Через несколько недель после нашего водворения в Петербурге явился без предупреждения тот киевлянин – С.П. Яремич, к которому меня направил Врубель. Оказалось, что в моем посещении Киева и в том факте, что я его там искал и не нашел, он увидел нечто вроде перста судьбы – ему-де не следует дальше откладывать свою поездку в Петербург, о чем он уже давно мечтал. Вот он и явился, да чуть ли не прямо с вокзала – ко мне. Будь это другой человек, я, вероятно, испугался бы такой стремительности, я бы заподозрил, что меня этот незнакомец собирается использовать для своих, Бог знает каких, целей. Однако один вид Степана Петровича и вся его манера сразу так меня расположила к нему, что я его принял с исключительным радушием, сразу почувствовав в нем единомышленника или единодушника.
Что касается наружности Яремича, то перед нами предстал довольно высокий, несколько худощавый человек лет двадцати пяти, не более, рыжеватый блондин, с головой на шее несколько преувеличенной длины, с остриженной клинышком бородкой и с удивительно розовенькими, совершенно младенческими щечками. Он чуть прихрамывал, и происходило это от какого-то природного дефекта в ступне (вследствие чего он и обувь носил по специальному заказу), но эта еле заметная хромота не мешала Яремичу быть неутомимым пешеходом. Говорил он с едва уловимым украинским акцентом, придававшим, однако, своеобразную прелесть его речи.
Вначале Яремич, видимо, робел, но впоследствии я убедился, что он вообще несколько утрирует свою природную робость, пользуясь ею как некоторым средством нравиться. Он охотно улыбался, приятно и часто смеялся. Сразу же стала приметной его склонность соглашаться с собеседником, но это его соглашательство не означало какого-либо заискивания, а обнаруживала лишь чрезвычайную мягкость характера и, пожалуй, известную шаткость собственных убеждений. Впрочем, в каких-то главных вопросах между нами сразу наметилось действительно большое единодушие. Были у Степана Петровича и разные причуды, но они только придавали ему лишний шарм. Одна из самых курьезных причуд была та, что он ни за что не желал сообщить, сколько ему лет, но и это было какое-то кокетство несколько женственного оттенка; женские черты вообще преобладали в его характере.
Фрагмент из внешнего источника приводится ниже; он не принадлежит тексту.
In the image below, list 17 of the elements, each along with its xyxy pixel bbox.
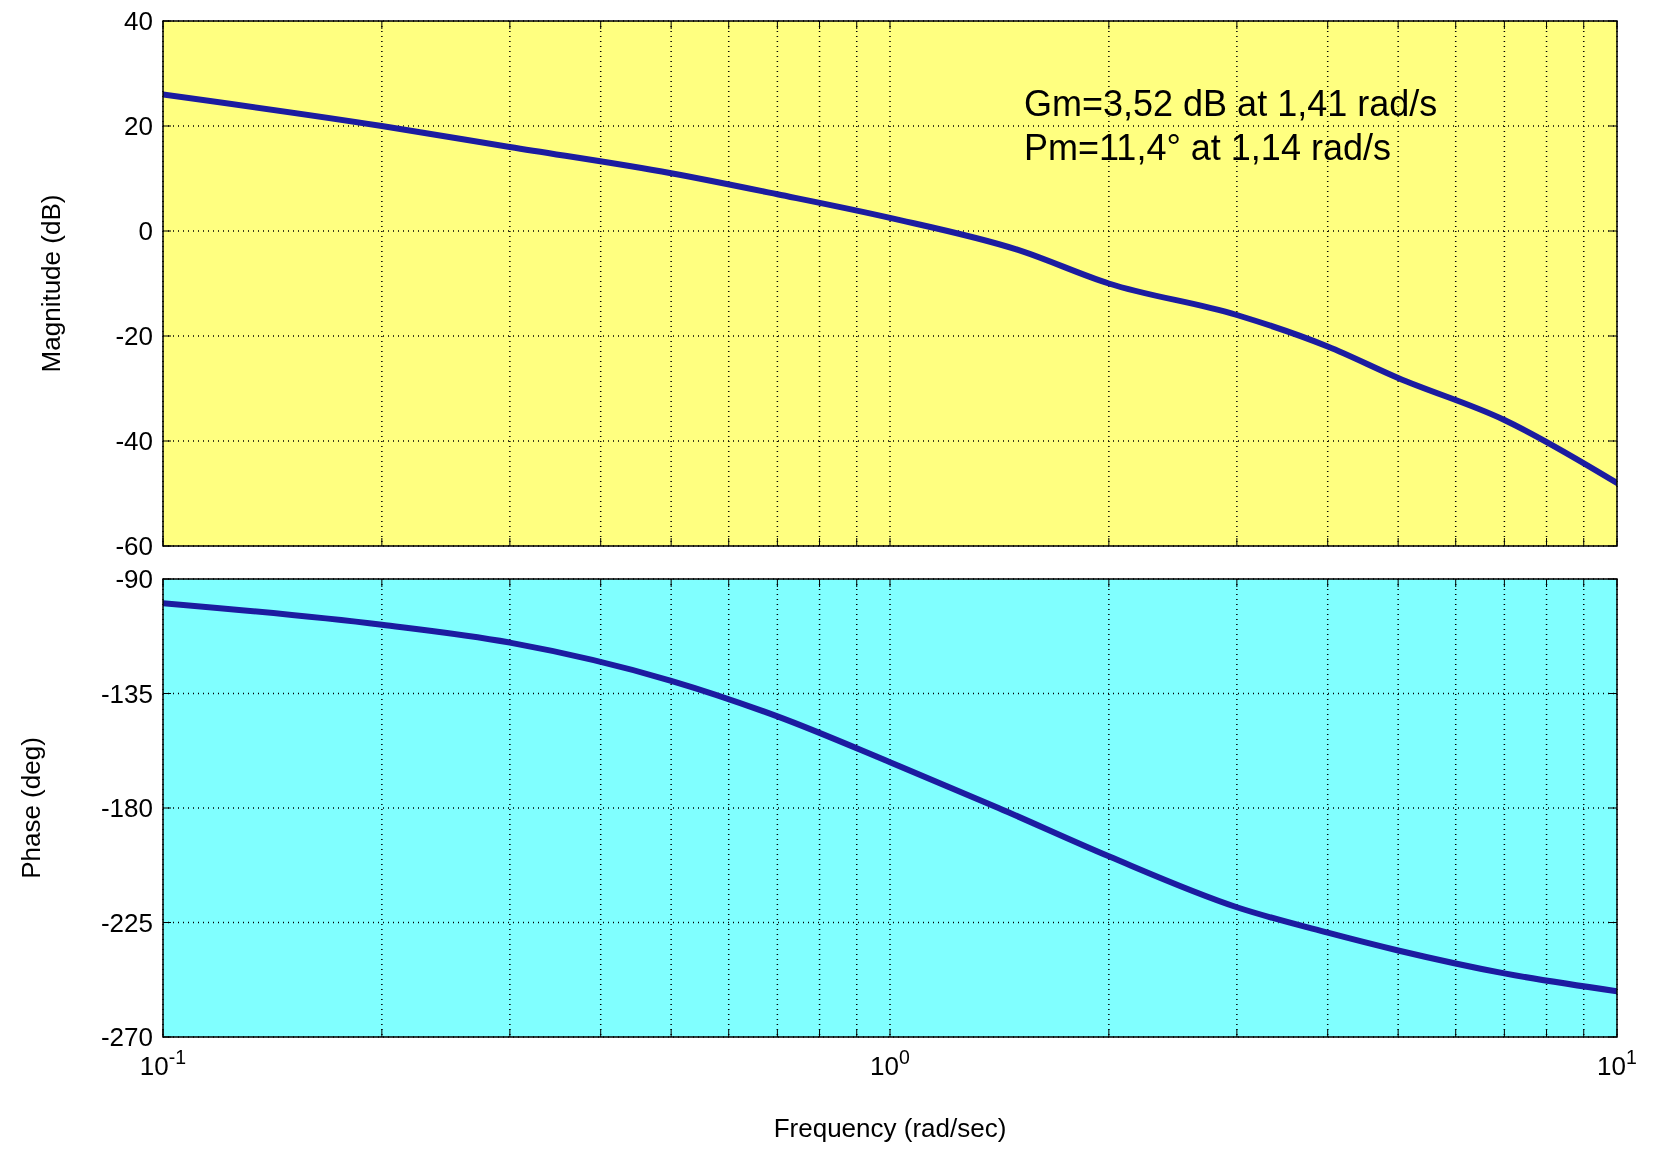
annotation: Gm=3,52 dB at 1,41 rad/s xyxy=(1024,83,1438,124)
y-tick-label: -60 xyxy=(115,531,153,561)
y-tick-label: 40 xyxy=(124,6,153,36)
y-tick-label: -20 xyxy=(115,321,153,351)
y-tick-label: -180 xyxy=(100,793,153,823)
x-axis-title: Frequency (rad/sec) xyxy=(773,1113,1007,1143)
x-tick-label: 10$^{0}$ xyxy=(870,1046,911,1081)
y-axis-title: Phase (deg) xyxy=(16,737,46,879)
annotation: Pm=11,4° at 1,14 rad/s xyxy=(1024,127,1391,168)
y-tick-label: -90 xyxy=(115,564,153,594)
y-tick-label: -40 xyxy=(115,426,153,456)
y-tick-label: -225 xyxy=(100,907,153,938)
y-tick-label: -135 xyxy=(100,678,153,709)
y-tick-label: 20 xyxy=(124,111,153,141)
y-axis-title: Magnitude (dB) xyxy=(36,194,66,373)
x-tick-label: 10$^{1}$ xyxy=(1597,1046,1637,1081)
y-tick-label: 0 xyxy=(138,216,153,246)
Никогда он не говорил ни о своем прошлом, ни о своем происхождении, ни о своих родных, и лишь случайно, много лет позже, я узнал, что его отец принадлежал к духовному званию. Пожалуй, нечто от семинариста или бурсака было и в Степане Петровиче, но он был бы ужасно огорчен, если бы узнал, что производит такое впечатление и что таинственность, которой он себя окружил, была отчасти разоблачена. Во всяком случае, детство и ранняя юность у него были, вероятно, незавидными и чем-то таким, о чем неприятно вспоминать; это не мешало ему интересоваться детскими и юношескими годами других и вообще знать толк в этой не всякому доступной области.
Окутано тайной было и его образование. Он едва ли прошел весь курс среднеучебного заведения и уже, наверное, не побывал в университете, но это вовсе не помешало Яремичу принадлежать к числу людей высокой и глубокой культуры. Он, вероятно, самоучкой, движимый ненасытной потребностью познания, дошел до всего. Кроме того, он обладал даром черпать для себя все нужное при всяком случае и главным образом в общении с людьми выдающегося ума и вообще интересными. С особенной благодарностью он вспоминал о своем общении с другом Льва Толстого – художником Н. Н. Ге и с М. А. Врубелем. Немало почерпнул он и из общения с нашим кружком, в котором довольно скоро занял подобающее ему место. Особенно близко он сошелся с Нуроком и с Сомовым, но его полюбили и стали считать за своего и Философов, и Дягилев, и Бакст. В редакции «Мира искусства», куда я его ввел, как только увидал в нем ценного союзника, он очень скоро сделался своим человеком и бывал там не реже меня. К тому же, он оказывал там и заметные услуги как по части информации, так и в качестве отличного графика-шрифтиста. Из его литературных предпочтений нас несколько смущало его беспредельное поклонение Вольтеру, но и это принадлежало в Яремиче к его чудачествам и было настолько вне круга наших идей, что не возбуждало даже споров. Находился же этот культ Вольтера в связи с материалистическим уклоном мировоззрения Яремича, что поражало в нем тем более, что по всему своему облику (а во многих отношениях и по своим вкусам и взглядам) он производил впечатление человека, склонного к мистике и чуть ли не к аскетическому подвижничеству.